There is a dynamic at work today to increase the frequency at which viruses can evolve and spread. Our world has grown to 7.58 billion people and will hit 9 billion by 2037, then 10 billion by 2057. To feed all those people will require billions more chickens as as well as more pigs. Human-animal contact will increase in the already densely populated regions of the world.
A dense population is the rich breeding ground for the spread of a highly contagious virus. With more than 1.7 million people flying around the world every day (before the coronavirus struck) there is no stopping another pandemic from killing millions and shutting down the world’s economy again.

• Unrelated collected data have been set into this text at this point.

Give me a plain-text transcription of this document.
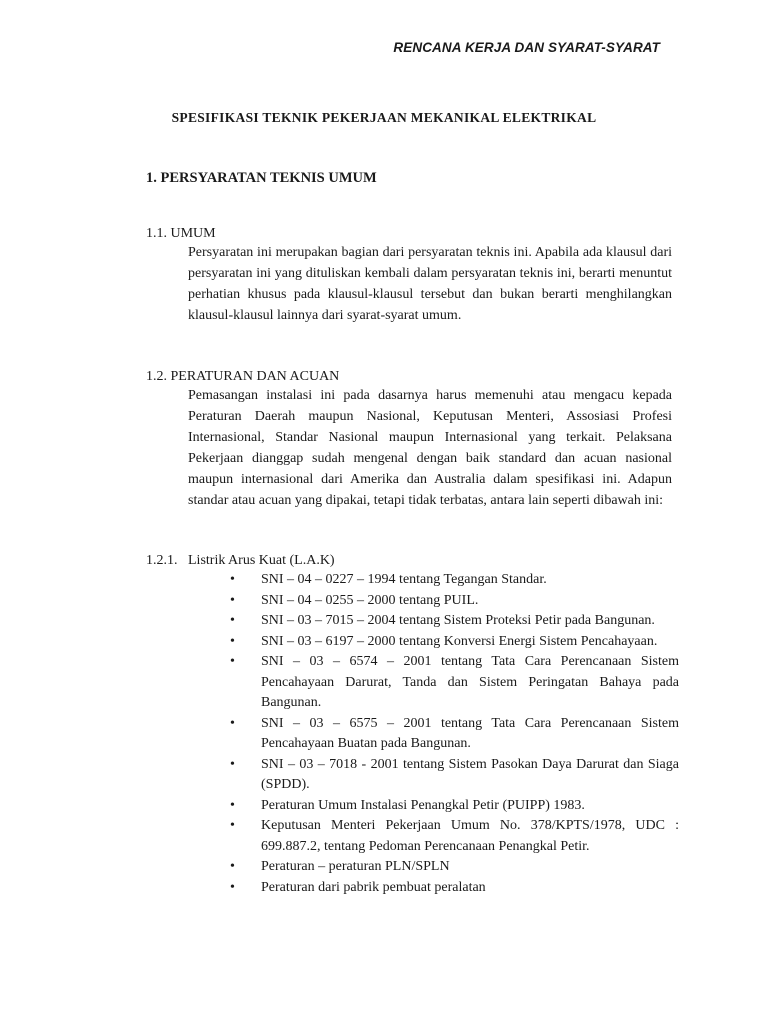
RENCANA KERJA DAN SYARAT-SYARAT
SPESIFIKASI TEKNIK PEKERJAAN MEKANIKAL ELEKTRIKAL
1. PERSYARATAN TEKNIS UMUM
1.1. UMUM

Persyaratan ini merupakan bagian dari persyaratan teknis ini. Apabila ada klausul dari persyaratan ini yang dituliskan kembali dalam persyaratan teknis ini, berarti menuntut perhatian khusus pada klausul-klausul tersebut dan bukan berarti menghilangkan klausul-klausul lainnya dari syarat-syarat umum.

1.2. PERATURAN DAN ACUAN

Pemasangan instalasi ini pada dasarnya harus memenuhi atau mengacu kepada Peraturan Daerah maupun Nasional, Keputusan Menteri, Assosiasi Profesi Internasional, Standar Nasional maupun Internasional yang terkait. Pelaksana Pekerjaan dianggap sudah mengenal dengan baik standard dan acuan nasional maupun internasional dari Amerika dan Australia dalam spesifikasi ini. Adapun standar atau acuan yang dipakai, tetapi tidak terbatas, antara lain seperti dibawah ini:

1.2.1. Listrik Arus Kuat (L.A.K)
• SNI – 04 – 0227 – 1994 tentang Tegangan Standar.
• SNI – 04 – 0255 – 2000 tentang PUIL.
• SNI – 03 – 7015 – 2004 tentang Sistem Proteksi Petir pada Bangunan.
• SNI – 03 – 6197 – 2000 tentang Konversi Energi Sistem Pencahayaan.
• SNI – 03 – 6574 – 2001 tentang Tata Cara Perencanaan Sistem Pencahayaan Darurat, Tanda dan Sistem Peringatan Bahaya pada Bangunan.
• SNI – 03 – 6575 – 2001 tentang Tata Cara Perencanaan Sistem Pencahayaan Buatan pada Bangunan.
• SNI – 03 – 7018 - 2001 tentang Sistem Pasokan Daya Darurat dan Siaga (SPDD).
• Peraturan Umum Instalasi Penangkal Petir (PUIPP) 1983.
• Keputusan Menteri Pekerjaan Umum No. 378/KPTS/1978, UDC : 699.887.2, tentang Pedoman Perencanaan Penangkal Petir.
• Peraturan – peraturan PLN/SPLN
• Peraturan dari pabrik pembuat peralatan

We fail to learn the lessons taught each time a particularly deadly virus strikes. We fail to dedicate the funds to the scientific research needed to study, detect, prevent the spread of, and treat new viruses. We fail to eliminate the meat markets in countries like China where the close prolonged contact between animals infected with deadly viruses is a guarantee to create a pathway for a virus to spread. And we continue to pack ourselves into mega-cities.
Was this virus a warning shot to densely populated areas; to beehive living. Will this virus alter the mindset of America’s young people and their desire to live tightly into crammed cities?
We know the coronavirus can spread to rural America. But we are protected to a great degree by our low population density. We don’t have mass transit busses or subways, we don’t ride in packed elevators, we don’t wait in long lines in small spaces for a cup of coffee, we don’t touch door handles that were touched by a thousand people that day. The crowds in the metropolitan areas are also far more likely to have high numbers of international travelers coming and going from their business centers.
What this virus may have done is accelerate the work-at-home movement that was growing before COVID-19 started taking so many lives.
“The movement we’re seeing now is not just a reaction to one pandemic,” Joel Kotkin, who studies how and why people move and wrote about the “Coming Age of Dispersion” at newgeography.com, is quoted in The Washington Post. “There will be a longer impact, an acceleration of the process that was already starting. The work-at-home trend was already building, the small towns were already becoming much more cosmopolitan, with more and better coffee places and restaurants, and the big cities were already becoming prohibitively expensive.”
What steps can we, should we, be taking to make our communities ready for a migration from metropolitan areas to the country should this virus be the impetus for change?
One challenge will be overcoming an all too common image of rural America. “You’ll still have urban centers,” Kotkin writes. “But they’ll be less intense and more dispersed. You’ll no longer have to choose between unaffordable, overcrowded cities and incredibly boring countryside. There will be a more attractive middle ground.”
How do we capitalize on the safety our low-density population provides during a pandemic but also on our greater sense of community that adds value and meaning to life?
We need to be thinking about these challenges in the days ahead.